Emmanuel Macron a, comme le dit l’expression désuète, mangé son pain blanc. Élu par une partie de la population le voyant comme un Kennedy français, il fait désormais figure de cadre technocratique qui a encore l’aura du type « qui sait ce qu’il fait ».
Cependant, chaque passage médiatique est toujours un risque pour cette image. Aussi, avant de passer hier soir chez les journalistes Jean-Jacques Bourdin et Edwy Plenel pour RMC, BFMTV et Mediapart, il était passé trois jours avant sur TF1 chez Jean-Pierre Pernaut.
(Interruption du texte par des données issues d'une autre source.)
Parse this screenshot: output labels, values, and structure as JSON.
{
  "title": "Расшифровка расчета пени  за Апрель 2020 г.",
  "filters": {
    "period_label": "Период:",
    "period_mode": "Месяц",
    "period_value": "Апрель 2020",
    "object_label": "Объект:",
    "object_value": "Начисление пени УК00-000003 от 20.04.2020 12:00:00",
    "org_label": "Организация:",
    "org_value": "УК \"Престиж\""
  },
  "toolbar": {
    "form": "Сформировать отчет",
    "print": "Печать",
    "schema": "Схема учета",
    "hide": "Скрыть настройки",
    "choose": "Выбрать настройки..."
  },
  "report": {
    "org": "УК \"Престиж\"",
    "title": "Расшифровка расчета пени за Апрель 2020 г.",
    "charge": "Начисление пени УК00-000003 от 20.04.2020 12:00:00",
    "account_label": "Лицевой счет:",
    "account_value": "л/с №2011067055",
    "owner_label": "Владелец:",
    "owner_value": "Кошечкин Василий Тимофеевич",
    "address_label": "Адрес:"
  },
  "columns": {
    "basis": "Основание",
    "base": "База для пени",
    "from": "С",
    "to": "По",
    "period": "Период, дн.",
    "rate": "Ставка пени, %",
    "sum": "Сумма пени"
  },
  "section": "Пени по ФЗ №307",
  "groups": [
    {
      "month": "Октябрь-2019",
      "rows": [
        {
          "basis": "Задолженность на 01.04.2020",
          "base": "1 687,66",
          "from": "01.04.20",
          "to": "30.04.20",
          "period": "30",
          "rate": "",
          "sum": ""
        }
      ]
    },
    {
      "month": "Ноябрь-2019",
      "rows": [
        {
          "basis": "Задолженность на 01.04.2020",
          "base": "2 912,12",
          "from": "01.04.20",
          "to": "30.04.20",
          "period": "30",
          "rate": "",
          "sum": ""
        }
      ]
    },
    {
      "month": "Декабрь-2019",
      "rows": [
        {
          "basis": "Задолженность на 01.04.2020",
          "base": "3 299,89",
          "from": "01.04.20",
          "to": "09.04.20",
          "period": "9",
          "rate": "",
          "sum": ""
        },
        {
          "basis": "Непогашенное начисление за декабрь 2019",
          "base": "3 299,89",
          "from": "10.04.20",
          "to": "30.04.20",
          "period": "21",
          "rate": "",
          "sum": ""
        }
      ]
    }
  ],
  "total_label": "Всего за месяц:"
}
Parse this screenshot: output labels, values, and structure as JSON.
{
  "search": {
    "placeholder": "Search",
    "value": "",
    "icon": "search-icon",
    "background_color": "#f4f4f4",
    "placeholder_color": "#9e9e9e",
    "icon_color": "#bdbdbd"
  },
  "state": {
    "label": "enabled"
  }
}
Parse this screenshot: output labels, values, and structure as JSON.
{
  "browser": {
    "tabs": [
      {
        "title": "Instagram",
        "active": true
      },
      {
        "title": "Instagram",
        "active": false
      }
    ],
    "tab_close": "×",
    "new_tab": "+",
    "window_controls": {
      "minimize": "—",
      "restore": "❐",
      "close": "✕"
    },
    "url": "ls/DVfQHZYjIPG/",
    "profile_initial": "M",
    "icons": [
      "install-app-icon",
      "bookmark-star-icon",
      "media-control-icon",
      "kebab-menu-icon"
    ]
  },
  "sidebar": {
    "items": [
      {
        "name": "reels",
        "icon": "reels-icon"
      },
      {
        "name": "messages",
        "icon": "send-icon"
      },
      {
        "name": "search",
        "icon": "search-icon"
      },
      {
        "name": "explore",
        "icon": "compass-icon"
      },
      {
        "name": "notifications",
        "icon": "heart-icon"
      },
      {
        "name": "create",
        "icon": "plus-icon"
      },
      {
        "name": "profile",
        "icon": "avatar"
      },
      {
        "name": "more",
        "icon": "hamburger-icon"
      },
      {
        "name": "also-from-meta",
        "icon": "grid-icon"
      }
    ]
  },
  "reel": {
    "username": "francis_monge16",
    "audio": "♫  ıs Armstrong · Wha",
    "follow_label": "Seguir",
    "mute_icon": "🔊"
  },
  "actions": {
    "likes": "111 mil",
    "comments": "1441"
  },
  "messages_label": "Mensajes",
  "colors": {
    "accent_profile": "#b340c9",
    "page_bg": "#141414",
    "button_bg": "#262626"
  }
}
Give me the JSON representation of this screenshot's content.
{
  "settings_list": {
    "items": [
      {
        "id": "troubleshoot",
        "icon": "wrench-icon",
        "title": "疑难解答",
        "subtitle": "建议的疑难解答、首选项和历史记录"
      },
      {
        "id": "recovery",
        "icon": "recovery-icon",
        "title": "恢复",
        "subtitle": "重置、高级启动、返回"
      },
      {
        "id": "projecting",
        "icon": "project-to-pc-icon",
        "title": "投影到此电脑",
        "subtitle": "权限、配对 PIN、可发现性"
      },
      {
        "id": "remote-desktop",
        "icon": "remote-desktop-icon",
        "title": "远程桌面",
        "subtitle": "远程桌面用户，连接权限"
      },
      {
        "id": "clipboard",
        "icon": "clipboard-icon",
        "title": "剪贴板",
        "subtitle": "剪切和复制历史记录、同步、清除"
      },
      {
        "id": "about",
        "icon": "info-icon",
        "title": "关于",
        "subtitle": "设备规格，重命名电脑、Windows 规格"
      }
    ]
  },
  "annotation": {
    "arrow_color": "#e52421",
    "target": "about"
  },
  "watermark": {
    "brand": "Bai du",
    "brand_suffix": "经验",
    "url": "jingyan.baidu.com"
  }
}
Ce dernier est bien connu pour correspondre, prétendument, à la France profonde, avec un 13h violemment populiste, une posture bien rodée, bien entendu également utilisée avec Emmanuel Macron :
« Nous avons choisi un cadre inédit et magnifique, le p’tit village de Berd’huis, dans l’Orne (…). Je poserai au président les questions que vous vous posez. »
C’est qu’Emmanuel Macron a bien compris que la « mondialisation » commençait à tanguer sévèrement en France et qu’il fallait faire semblant de ne pas être uniquement le président de ceux qui profitent.
Son soutien total aux chasseurs relève de cette conquête des territoires en s’appuyant sur le maillage des notables et de l’idéologie des terroirs.
Mais, chasser le naturel il revient au galop, Emmanuel Macron n’a pas pu s’empêcher d’expliquer, dans l’école servant de lieu d’accueil, qu’il ne compte pas « montrer du doigt une catégorie qui irait moins bien, les villes ou les métropoles parce qu’elles iraient mieux ».
Et pour son passage hier soir, avec Jean-Jacques Bourdin et Edwy Plenel, il a choisi comme emplacement le Théâtre national de Chaillot, en face de la Tour Eiffel.
On retrouve là tout le symbole tout à fait parisianiste d’Emmanuel Macron, même si la légende veut que ce soit les journalistes qui aient en partie choisi le lieu, parce qu’ils ne voulaient pas de l’Elysée, et que l’ONU lors d’une assemblée générale y a proclamé la Déclaration universelle des droits de l’homme, en décembre 1948.
En réalité, tout a été choisi bien entendu par l’équipe d’Emmanuel Macron, tout comme les journalistes eux-mêmes, connus pour leur « pugnacité ». Ils ont également dit « Emmanuel Macron », et jamais « Monsieur le président ».
Les épisodes de joute verbale ont été de rigueur, avec les fameuses petites remarques pleines de panache, pour le plus grand plaisir de Jean-Luc Mélenchon qui dénonçait pourtant juste avant les journalistes, un populisme en chassant un autre.
On a ainsi eu Jean-Jacques Bourdin faisant un « Si vous faites des réponses de 5 minutes, on y sera jusqu’à minuit » et Edwy Plenel un « Vous n’êtes pas le professeur, nous ne sommes pas vos élèves ».
Tout cela est du show, orchestré de manière méthodique, millimétrée, conformément aux règles du marketing politique et médiatique d’un Etat moderne de plus en plus coupé de la population. Le but est simple à comprendre : Emmanuel Macron veut se présenter comme un battant, comme un réformateur, comme quelqu’un à l’écoute du bas peuple mais forçant surtout les choses pour faire avancer, en général, la cause du pays.
Et cela marche, qu’on trouve cela bien ou non. Ce qui montre qu’il y a dans notre pays un véritable problème de maturité politique. Tout comme avec Nicolas Sarkozy, il y a une polarisation populiste autour du président de la République, ce qui était par ailleurs évidemment le cas avant puisque tout provient de la nature du régime de la Ve République.
Cependant, avec la force des médias et des réseaux sociaux, cela ressort d’autant plus. Il y a un anéantissement du débat d’idées en France et derrière Emmanuel Macron, il y a le populisme, le nationalisme, le fascisme.